Conclusions: We have built a machine learning-based risk estimator with the potential to improve clinical detection of diabetic patients at high risk for lower extremity complications at the time of an initial diabetic polyneuropathy diagnosis. The algorithm exhibited good discriminant validity and calibration using only data from the electronic medical record. Additional research will be needed to identify optimal contexts and strategies for maximizing algorithmic fairness in both interpretation and deployment.
背景:与糖尿病相关的下肢并发症,如足部溃疡和截肢,呈上升趋势,目前影响全球近1.31亿人。早期发现高危个体的方法仍然难以捉摸。虽然存在数据驱动的糖尿病多发性神经病变算法,但需要高效、临床有用的工具来评估风险,以改善临床护理。目的:本研究旨在开发一种基于电子病历的机器学习算法来预测下肢并发症。方法:我们进行了一项回顾性纵向队列研究,以预测首次诊断为糖尿病多发性神经病变的患者在24个月内下肢并发症的风险。从2012年4月至2016年12月期间在2个多专业医疗保健系统(北加州和科罗拉多州)中至少诊断为1种糖尿病多发性神经病变的468,162人的初始队列中,我们创建了一个连续登记的48,209名成年人的分析队列,他们是新诊断的,没有临终关怀的证据。结果是任何下肢并发症,包括足部溃疡、骨髓炎、坏疽或下肢截肢。我们将数据随机分成训练组(38,569/48209;80%)和测试(9,640/48209;20%)的数据集。在训练数据集中,我们使用了超级学习者(SL),这是一种集成学习方法,采用交叉验证并将多个候选风险预测因子组合为单个风险预测因子。
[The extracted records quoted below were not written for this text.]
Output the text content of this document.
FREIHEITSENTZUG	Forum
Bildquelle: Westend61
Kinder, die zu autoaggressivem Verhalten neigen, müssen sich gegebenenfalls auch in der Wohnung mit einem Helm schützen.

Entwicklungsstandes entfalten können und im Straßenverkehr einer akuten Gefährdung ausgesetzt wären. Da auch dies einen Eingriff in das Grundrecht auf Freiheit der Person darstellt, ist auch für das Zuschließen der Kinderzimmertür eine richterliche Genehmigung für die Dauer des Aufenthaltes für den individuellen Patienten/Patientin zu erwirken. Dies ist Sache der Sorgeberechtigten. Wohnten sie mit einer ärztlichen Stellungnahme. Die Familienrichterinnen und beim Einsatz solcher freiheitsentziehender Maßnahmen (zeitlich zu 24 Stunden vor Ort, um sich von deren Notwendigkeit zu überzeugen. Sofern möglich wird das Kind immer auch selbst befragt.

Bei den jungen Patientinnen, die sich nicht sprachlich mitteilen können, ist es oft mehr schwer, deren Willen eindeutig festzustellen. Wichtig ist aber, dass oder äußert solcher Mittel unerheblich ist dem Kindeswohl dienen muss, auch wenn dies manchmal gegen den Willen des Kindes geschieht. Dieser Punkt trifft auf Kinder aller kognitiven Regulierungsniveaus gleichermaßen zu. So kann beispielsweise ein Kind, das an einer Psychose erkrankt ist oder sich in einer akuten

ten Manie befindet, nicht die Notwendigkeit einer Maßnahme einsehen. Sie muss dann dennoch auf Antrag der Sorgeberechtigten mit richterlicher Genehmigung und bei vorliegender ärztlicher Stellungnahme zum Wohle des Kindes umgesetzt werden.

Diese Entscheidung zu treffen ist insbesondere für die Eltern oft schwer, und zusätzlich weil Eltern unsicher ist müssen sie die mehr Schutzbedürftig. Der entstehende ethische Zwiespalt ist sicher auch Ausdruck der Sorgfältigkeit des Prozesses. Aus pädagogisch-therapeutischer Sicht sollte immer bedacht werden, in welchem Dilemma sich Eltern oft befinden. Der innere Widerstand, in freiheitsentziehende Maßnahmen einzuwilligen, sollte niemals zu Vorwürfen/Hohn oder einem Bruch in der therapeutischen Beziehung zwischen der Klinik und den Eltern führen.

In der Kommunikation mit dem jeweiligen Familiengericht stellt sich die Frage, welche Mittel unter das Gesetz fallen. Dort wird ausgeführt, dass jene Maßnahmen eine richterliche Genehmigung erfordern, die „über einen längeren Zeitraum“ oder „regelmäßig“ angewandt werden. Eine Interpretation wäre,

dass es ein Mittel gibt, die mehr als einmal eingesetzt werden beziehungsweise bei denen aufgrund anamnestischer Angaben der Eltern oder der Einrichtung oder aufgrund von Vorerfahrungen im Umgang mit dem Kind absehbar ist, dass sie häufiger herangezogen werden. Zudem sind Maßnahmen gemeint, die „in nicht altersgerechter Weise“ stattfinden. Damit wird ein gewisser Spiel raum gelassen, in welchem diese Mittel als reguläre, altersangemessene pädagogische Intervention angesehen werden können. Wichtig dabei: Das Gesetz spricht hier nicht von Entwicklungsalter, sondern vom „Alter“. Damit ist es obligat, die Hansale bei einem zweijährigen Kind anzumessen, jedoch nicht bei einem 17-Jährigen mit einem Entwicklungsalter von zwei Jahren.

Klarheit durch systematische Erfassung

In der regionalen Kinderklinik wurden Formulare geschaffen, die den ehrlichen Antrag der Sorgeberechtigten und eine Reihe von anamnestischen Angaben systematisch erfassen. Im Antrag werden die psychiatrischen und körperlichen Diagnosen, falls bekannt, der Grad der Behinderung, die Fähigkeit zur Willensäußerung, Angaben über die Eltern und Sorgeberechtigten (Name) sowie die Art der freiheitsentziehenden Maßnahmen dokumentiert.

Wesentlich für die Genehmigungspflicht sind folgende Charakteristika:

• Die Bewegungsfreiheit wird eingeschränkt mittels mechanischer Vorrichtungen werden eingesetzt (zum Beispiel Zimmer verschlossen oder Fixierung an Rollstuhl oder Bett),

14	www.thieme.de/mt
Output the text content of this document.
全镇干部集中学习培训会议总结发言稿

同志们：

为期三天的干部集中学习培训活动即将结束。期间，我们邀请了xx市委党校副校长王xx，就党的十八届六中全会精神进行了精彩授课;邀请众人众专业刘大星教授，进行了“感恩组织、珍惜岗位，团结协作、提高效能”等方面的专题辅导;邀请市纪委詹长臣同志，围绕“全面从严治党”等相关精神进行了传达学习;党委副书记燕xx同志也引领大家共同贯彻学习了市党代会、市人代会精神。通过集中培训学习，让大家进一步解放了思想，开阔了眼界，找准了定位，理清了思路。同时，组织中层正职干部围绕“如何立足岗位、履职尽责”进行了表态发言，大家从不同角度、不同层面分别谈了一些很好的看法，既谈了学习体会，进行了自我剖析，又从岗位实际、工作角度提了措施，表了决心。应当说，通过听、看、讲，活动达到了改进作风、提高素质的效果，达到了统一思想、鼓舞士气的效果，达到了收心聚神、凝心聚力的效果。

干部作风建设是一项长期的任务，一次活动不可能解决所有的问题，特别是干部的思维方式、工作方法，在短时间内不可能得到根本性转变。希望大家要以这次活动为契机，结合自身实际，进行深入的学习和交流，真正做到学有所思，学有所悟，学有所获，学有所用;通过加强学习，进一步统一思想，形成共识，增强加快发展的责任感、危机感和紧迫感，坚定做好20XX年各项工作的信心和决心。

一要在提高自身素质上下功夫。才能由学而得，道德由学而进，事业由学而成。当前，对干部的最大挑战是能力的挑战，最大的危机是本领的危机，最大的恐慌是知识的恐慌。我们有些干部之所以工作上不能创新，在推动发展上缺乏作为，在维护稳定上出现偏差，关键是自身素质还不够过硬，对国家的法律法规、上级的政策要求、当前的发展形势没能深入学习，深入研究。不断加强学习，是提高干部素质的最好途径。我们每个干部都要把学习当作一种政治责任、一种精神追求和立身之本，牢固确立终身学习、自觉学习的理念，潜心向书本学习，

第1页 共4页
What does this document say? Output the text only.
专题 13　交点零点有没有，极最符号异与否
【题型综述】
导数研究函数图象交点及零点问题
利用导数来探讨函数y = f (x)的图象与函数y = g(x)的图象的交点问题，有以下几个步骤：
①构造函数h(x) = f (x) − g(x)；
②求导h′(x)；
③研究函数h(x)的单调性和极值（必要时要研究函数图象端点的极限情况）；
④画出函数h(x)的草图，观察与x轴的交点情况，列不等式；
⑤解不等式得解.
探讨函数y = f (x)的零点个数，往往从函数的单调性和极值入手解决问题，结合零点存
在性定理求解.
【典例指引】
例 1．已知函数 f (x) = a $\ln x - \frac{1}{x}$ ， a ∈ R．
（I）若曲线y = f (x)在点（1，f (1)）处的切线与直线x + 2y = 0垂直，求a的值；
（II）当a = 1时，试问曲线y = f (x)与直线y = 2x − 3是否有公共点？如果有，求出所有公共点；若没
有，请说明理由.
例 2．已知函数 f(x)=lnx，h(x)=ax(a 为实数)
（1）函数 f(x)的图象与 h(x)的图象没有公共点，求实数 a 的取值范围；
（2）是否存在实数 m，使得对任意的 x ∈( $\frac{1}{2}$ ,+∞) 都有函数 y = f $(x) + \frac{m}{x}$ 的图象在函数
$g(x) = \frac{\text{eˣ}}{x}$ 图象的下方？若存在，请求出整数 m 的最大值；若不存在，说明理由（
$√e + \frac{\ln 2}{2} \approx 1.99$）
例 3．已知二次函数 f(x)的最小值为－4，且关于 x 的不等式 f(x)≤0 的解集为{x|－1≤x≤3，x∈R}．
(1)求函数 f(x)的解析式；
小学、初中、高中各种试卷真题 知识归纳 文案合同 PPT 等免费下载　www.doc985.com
我们使用接收者工作特征曲线和校准图来评估测试数据集中SL风险预测器的性能。结果:在该队列的48,209人中,有2327人在随访期间出现了下肢并发症。SL风险估计量具有良好的判别性(AUC=0.845, 95% CI 0.826-0.863)和校准。我们的SL算法的修改版本,简化为便于现实世界的采用,仅略微降低了歧视(AUC=0.817, 95%CI 0.797-0.837)。修改后的版本在相对于警报频率和需要评估的患者数量获得的精度方面略优于naïve逻辑回归模型(AUC=0.804, 95% CI 0.783-0.825)。结论:我们已经建立了一个基于机器学习的风险评估器,它有可能在糖尿病多发性神经病变的初始诊断时提高对下肢并发症高风险糖尿病患者的临床检测。该算法仅使用电子病历数据就具有良好的判别有效性和校准性。需要进一步的研究来确定在解释和部署中最大化算法公平性的最佳环境和策略。